Кто же знал, что не бывает земляничных полян навсегда.
Так уже давно нельзя, конечно, но до сих пор хочется.
Убить и избавиться от тела.
Я знаю, что новое мироощущение, в которое меня пятый год выталкивают - это ты один, продуваемый всеми ветрами, и весь мир идет на тебя войной. Огонь, как говорил Калугин, надо добывать самому, и смысл, как говорил Ялом, создавать самому, получается хорошо если через раз и почти все, что получается, рушится обратно, и ничего не остается кроме веры. Проще уже не будет, потому что так и надо, потому что только вера чего-то стоит. И еще любовь. О любви я кстати зря не думала в этом контексте. И о надежде тоже зря. Надо подумать, потому что такими темпами недолго и забыть что Создатель благ, а Он благ.
По-хорошему у меня вообще никакой борьбы тут не должно быть. Бог говорит: ты будешь жить и ты будешь взрослеть, и все, моя пища - исполнять Его волю. Не должно быть никакого зазора между Его волей и моей, как между рукой и жестом. Никаких альтернативных требований не может тут быть, никаких капризов, никаких "а я хотела бы по-другому". Я, впрочем, и не знаю, как бы я хотела. Я только истерю Ему неприкрыто, что я не хочу, не хочу жить эту жизнь. Он терпеливо ждет, пока я проистерю.
Ужасно глупо - спорить с Господом. Мы разговаривали недавно с С. - о Нем, я думала, зачем, ну зачем ты с Ним споришь, какой в этом смысл. Но я сама с Ним спорю. Знаю Его волю и не принимаю ее. Но с другой стороны - если с подводной лодки некуда деться, а вырасти над собой прямо сейчас не получается, что еще остается, кроме как спорить и истерить.

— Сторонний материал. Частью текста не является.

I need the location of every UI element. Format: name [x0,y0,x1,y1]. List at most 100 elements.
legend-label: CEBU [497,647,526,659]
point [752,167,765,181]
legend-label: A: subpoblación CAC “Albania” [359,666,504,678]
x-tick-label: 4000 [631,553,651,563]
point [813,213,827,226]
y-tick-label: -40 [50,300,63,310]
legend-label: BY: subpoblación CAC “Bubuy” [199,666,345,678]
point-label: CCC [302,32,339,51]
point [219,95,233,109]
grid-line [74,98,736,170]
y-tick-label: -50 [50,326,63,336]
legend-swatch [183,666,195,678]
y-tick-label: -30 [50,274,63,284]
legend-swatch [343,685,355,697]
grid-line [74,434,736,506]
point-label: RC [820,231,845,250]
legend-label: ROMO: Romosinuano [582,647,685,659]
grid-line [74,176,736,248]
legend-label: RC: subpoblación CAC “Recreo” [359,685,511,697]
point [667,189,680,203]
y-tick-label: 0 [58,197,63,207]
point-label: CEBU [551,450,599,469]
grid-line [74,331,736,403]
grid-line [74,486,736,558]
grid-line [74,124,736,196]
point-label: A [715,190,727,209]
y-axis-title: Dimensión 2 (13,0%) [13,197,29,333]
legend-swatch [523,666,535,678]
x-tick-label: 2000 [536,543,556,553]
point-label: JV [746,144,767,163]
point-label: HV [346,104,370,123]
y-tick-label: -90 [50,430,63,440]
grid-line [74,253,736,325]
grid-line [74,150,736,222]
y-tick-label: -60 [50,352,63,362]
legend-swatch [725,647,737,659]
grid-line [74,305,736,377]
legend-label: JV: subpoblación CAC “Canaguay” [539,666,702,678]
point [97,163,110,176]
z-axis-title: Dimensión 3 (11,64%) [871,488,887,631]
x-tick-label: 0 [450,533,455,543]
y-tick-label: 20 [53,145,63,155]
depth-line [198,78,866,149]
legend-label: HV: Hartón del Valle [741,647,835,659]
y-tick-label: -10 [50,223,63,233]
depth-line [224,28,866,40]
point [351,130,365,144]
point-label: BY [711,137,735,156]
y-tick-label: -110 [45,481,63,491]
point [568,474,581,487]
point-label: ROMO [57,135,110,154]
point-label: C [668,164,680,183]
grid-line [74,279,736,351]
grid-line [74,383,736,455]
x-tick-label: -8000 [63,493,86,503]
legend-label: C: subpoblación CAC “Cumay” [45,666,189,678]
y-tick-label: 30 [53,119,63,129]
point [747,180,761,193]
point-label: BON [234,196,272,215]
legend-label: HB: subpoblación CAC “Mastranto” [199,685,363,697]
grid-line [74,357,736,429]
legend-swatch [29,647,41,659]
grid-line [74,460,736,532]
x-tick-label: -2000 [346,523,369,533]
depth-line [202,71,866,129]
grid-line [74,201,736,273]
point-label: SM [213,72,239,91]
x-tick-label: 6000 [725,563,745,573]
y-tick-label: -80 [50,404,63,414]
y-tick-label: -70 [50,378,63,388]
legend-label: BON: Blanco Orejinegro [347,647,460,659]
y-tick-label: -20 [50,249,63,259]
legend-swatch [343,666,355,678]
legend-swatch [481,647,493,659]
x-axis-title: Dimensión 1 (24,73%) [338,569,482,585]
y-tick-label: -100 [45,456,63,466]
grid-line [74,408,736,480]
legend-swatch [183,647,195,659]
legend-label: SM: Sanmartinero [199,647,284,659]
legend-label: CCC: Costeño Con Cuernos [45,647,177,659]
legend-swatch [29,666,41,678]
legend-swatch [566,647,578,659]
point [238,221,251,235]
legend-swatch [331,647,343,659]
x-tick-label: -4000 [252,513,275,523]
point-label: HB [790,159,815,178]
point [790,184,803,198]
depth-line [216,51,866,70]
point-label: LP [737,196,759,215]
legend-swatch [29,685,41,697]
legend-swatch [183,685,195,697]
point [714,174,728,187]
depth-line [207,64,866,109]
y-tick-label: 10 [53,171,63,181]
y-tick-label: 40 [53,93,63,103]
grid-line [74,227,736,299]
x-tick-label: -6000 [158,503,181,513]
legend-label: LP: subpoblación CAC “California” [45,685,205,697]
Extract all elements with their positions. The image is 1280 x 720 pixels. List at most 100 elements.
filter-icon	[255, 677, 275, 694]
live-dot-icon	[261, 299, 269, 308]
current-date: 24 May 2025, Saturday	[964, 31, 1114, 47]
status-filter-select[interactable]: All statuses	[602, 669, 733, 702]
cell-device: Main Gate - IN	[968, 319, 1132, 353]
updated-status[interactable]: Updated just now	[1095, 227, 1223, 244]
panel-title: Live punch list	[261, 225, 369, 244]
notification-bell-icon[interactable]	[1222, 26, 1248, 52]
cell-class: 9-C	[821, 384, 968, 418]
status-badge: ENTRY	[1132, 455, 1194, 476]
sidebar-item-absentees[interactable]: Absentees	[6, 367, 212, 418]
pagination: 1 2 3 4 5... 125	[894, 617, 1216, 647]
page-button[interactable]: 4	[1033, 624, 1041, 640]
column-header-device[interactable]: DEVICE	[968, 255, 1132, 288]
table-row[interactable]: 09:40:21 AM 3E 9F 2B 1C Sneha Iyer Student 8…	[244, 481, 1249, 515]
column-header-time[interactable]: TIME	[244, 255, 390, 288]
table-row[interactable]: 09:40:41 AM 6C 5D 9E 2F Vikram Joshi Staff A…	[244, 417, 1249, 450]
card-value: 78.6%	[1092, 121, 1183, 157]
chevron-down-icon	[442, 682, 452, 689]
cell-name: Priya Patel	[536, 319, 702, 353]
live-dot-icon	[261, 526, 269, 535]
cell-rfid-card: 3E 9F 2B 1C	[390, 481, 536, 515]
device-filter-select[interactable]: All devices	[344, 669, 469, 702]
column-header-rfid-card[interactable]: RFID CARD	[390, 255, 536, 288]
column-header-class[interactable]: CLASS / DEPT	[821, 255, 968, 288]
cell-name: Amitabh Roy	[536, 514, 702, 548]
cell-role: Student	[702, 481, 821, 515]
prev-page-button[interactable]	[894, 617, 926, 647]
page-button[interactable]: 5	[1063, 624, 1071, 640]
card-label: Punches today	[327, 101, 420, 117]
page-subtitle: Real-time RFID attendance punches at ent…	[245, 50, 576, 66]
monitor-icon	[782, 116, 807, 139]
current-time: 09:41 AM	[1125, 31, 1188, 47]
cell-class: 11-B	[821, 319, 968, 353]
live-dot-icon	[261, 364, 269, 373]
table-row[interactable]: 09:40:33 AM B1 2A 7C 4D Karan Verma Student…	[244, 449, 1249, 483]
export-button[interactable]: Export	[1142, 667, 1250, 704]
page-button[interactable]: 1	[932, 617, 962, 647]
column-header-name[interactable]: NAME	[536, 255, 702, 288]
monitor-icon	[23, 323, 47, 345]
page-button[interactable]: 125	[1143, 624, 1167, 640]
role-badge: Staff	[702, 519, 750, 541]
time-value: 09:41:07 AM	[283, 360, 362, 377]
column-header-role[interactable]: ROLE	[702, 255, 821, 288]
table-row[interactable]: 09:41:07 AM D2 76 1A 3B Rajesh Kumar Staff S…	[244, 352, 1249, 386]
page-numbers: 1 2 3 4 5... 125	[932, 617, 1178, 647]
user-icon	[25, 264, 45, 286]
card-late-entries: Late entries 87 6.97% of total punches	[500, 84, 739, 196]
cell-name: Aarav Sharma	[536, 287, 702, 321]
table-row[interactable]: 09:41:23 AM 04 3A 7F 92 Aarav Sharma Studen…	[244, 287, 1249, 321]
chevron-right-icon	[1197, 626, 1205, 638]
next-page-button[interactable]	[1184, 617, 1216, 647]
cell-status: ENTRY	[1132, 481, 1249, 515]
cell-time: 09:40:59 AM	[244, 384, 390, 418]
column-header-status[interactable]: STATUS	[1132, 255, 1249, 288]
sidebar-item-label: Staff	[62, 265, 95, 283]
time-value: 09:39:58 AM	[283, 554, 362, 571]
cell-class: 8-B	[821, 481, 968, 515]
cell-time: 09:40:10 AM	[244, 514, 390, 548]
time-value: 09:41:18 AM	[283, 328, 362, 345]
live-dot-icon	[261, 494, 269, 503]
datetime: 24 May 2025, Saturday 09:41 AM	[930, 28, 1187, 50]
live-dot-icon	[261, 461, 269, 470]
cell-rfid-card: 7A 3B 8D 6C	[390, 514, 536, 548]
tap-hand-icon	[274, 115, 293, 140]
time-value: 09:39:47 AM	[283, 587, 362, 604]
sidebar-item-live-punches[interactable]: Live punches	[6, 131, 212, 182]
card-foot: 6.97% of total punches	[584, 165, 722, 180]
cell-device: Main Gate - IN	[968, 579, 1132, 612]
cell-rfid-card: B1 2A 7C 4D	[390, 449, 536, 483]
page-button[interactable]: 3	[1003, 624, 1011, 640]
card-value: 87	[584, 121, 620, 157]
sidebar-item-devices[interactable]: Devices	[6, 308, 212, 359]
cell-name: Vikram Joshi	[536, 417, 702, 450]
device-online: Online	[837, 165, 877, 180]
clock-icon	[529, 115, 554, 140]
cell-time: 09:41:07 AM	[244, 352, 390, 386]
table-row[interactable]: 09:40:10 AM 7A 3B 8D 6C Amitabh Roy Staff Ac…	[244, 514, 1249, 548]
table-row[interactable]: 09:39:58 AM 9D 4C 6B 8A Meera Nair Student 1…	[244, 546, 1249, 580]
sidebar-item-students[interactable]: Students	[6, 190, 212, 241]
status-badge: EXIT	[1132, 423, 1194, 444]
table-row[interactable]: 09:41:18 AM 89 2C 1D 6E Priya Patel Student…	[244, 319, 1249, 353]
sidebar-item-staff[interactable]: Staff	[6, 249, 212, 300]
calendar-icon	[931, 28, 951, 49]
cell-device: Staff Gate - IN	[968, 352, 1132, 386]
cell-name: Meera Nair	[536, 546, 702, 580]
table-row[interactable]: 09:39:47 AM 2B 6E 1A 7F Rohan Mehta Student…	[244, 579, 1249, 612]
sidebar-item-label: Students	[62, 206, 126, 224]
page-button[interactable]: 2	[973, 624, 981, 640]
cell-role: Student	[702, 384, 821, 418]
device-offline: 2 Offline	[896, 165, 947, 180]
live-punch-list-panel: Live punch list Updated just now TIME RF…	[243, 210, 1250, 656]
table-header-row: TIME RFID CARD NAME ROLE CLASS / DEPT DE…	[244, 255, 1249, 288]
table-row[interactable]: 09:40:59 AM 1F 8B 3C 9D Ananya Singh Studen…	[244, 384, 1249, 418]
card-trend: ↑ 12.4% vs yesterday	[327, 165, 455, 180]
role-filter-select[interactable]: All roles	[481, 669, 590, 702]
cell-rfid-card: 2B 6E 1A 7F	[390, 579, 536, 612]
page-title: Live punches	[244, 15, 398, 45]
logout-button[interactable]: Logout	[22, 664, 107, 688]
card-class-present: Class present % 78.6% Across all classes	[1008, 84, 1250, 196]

Снился очень странный сон недавно, очень эмоционально яркий, я понимаю сейчас, что пророческий. Как будто Васька (который мертв уже пятнадцать лет, и я помнила об этом во сне) снова умер, и мне надо опознать тело. Над которым не потрудились гримеры, а вместо этого потрудилась вода. И я закрываю голову руками и говорю - нет, нет, нет. И каждая клеточка во мне вопит, что нет.
Надо подумать о любви и надежде, вот что. Никто не исключал их из картины. Надо подумать о живом Иисусе, которого из картины тоже никто не исключал. А то я сильна сгущать краски.